Lighthouse in Pembrokeshire, Wales

The South Bishop Lighthouse is a lighthouse on South Bishop Island (also known as Emsger), a small rock approximately 5 mi west of St Davids Head in Pembrokeshire, Wales.

==History==
In 1831 the traders of the port of Cardigan made an application to build a light, and this was authorised in 1834. Designed by James Walker, the lighthouse was built on the island in 1839, acting both as a waymark for vessels navigating offshore and as assistance to ships navigating around the Bishops and Clerks island group.

The lighthouse was converted to electric operation in 1959, and in 1971 a helipad was constructed at the site. Finally, the lighthouse was automated and demanned in 1983.
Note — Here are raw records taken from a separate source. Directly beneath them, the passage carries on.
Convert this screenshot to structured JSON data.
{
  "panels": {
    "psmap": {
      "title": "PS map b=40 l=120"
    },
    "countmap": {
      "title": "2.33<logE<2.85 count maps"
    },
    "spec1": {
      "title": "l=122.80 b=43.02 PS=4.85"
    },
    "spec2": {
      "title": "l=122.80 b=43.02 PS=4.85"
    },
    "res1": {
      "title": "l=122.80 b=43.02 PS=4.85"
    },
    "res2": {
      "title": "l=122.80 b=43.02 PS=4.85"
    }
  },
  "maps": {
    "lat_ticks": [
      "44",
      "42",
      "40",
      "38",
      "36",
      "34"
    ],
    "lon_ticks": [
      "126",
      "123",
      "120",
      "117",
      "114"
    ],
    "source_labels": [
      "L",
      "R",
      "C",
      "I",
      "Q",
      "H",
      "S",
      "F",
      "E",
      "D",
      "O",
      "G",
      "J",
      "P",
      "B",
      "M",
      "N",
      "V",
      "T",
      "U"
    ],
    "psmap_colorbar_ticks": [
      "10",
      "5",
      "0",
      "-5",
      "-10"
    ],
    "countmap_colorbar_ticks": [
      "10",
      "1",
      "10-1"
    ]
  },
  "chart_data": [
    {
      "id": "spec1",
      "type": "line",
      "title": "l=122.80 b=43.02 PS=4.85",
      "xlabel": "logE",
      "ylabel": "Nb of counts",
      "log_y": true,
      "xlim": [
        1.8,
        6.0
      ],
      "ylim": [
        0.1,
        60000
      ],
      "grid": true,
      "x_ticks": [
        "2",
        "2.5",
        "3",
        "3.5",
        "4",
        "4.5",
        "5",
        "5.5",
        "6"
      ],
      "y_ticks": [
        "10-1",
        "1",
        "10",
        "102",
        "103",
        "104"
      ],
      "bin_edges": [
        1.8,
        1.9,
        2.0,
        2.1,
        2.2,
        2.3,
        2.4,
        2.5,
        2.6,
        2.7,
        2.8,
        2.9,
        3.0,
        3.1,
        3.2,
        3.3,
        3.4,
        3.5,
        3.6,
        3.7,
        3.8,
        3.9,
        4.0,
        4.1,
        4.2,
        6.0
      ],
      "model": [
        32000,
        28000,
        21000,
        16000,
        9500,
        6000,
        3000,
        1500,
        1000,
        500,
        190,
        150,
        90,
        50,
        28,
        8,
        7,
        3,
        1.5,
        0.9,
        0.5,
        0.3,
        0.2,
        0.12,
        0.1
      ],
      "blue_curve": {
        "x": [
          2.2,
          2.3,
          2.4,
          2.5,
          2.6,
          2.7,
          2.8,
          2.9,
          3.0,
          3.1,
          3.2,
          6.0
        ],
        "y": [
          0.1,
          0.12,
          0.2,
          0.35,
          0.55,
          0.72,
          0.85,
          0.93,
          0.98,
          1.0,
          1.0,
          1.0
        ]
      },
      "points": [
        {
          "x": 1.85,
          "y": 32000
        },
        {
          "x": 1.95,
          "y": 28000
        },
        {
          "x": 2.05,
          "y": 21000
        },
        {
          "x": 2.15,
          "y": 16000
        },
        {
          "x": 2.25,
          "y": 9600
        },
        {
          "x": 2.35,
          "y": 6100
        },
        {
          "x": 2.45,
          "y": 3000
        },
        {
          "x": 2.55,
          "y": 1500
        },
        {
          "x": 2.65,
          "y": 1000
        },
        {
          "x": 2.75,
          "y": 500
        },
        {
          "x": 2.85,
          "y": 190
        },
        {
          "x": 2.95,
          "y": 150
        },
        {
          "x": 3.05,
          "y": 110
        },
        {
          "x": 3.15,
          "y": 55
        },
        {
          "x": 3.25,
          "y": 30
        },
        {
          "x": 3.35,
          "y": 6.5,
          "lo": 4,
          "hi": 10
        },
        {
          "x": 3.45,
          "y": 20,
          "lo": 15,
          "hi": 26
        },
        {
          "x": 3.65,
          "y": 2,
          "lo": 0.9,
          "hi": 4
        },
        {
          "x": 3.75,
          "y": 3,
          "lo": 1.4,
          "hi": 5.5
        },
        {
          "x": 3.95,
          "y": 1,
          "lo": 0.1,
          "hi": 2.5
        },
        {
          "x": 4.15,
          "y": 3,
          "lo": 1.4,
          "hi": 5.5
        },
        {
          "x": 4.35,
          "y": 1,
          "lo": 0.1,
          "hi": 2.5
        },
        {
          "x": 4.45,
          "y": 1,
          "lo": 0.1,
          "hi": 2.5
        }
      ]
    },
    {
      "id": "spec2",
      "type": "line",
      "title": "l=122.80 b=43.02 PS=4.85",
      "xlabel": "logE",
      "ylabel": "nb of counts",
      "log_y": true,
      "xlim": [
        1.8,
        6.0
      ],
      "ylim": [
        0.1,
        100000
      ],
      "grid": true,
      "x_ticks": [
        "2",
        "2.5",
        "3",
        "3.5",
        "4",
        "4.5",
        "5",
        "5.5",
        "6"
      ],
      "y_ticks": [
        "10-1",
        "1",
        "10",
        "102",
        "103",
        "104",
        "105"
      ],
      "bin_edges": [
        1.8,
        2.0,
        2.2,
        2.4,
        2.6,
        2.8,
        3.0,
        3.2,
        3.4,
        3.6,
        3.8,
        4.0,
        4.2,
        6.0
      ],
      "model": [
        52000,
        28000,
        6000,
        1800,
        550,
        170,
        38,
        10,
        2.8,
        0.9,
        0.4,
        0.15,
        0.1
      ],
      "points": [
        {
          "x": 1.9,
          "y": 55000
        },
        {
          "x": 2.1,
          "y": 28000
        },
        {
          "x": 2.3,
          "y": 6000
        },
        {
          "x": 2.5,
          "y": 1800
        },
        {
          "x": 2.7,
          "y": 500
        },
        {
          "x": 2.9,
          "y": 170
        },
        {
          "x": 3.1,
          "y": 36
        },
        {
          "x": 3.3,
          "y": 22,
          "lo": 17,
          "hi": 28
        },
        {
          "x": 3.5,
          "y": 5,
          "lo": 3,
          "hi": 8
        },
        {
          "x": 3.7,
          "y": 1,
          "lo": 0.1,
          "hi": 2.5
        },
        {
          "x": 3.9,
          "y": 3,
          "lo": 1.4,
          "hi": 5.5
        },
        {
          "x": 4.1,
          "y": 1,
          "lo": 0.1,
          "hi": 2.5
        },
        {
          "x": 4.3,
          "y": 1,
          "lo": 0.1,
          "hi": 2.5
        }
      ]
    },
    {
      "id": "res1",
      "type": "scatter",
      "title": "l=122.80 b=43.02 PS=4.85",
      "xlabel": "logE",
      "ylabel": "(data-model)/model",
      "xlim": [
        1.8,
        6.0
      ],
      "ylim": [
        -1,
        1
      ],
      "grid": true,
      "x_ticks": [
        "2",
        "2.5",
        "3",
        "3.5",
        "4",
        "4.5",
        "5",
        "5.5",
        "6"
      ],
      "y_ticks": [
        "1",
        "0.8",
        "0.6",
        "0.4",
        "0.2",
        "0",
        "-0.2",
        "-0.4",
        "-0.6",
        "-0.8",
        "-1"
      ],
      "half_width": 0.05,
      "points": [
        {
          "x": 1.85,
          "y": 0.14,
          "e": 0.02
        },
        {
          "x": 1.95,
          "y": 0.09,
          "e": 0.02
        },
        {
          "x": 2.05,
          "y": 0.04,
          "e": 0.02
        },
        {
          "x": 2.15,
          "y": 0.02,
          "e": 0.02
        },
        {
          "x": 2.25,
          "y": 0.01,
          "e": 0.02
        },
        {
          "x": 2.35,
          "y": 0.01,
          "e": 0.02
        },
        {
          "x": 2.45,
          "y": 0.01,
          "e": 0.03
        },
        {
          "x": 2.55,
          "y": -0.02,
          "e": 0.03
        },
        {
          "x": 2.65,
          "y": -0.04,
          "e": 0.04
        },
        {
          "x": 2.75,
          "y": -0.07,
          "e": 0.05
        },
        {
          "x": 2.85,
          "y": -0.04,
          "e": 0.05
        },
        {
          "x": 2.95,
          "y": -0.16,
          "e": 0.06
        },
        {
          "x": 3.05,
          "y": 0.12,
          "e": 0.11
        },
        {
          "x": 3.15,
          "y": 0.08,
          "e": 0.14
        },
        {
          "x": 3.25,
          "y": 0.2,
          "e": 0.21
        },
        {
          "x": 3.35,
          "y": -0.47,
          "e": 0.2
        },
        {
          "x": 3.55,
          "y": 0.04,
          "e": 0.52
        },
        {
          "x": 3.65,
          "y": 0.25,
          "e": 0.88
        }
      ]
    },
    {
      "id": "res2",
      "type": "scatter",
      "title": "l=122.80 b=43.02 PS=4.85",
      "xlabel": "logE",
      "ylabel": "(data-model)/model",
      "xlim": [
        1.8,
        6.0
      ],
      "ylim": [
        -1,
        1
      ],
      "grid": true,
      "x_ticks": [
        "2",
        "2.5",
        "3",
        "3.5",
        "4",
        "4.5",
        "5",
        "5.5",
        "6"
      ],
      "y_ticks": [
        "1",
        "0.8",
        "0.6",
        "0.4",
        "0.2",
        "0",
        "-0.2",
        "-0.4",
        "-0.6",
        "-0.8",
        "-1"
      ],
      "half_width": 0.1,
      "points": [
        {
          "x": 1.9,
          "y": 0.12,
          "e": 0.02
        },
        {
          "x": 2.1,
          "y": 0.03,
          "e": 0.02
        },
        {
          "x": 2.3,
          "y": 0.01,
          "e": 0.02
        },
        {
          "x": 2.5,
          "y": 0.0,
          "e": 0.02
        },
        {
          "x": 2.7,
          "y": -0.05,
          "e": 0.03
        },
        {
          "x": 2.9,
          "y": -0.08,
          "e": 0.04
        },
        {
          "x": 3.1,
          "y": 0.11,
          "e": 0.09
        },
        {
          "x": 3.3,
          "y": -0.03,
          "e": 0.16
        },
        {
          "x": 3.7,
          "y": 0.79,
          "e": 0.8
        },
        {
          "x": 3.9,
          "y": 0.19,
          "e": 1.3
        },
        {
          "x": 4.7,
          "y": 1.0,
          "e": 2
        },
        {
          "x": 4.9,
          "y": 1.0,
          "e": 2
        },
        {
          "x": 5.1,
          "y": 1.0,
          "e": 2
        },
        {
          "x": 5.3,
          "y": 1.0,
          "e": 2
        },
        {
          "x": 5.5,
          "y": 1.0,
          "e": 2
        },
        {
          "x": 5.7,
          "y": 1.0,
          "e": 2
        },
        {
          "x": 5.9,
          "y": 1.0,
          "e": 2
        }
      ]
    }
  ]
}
Like many in the UK, it is now monitored from the control centre at Trinity House in Harwich, Essex, England.

==Architecture==
The tower is built of granite, and is circular with a slight taper. A cornice at the top of the tower has iron railings, this is unusual in lighthouses designed by James Walker. Accommodation for the keepers was provided in two adjoining houses, which were built at the same time as the tower. Other buildings accommodate equipment.

==Seabirds==
It was built in the path of many migrating sea birds, and the brilliance of the light at night often led the birds to dash themselves against the lantern. Many died and, when Trinity House and the Royal Society for the Protection of Birds teamed up, together they came to the conclusion to build special bird perches on the side of the lighthouse lantern. After this the number of deaths decreased considerably.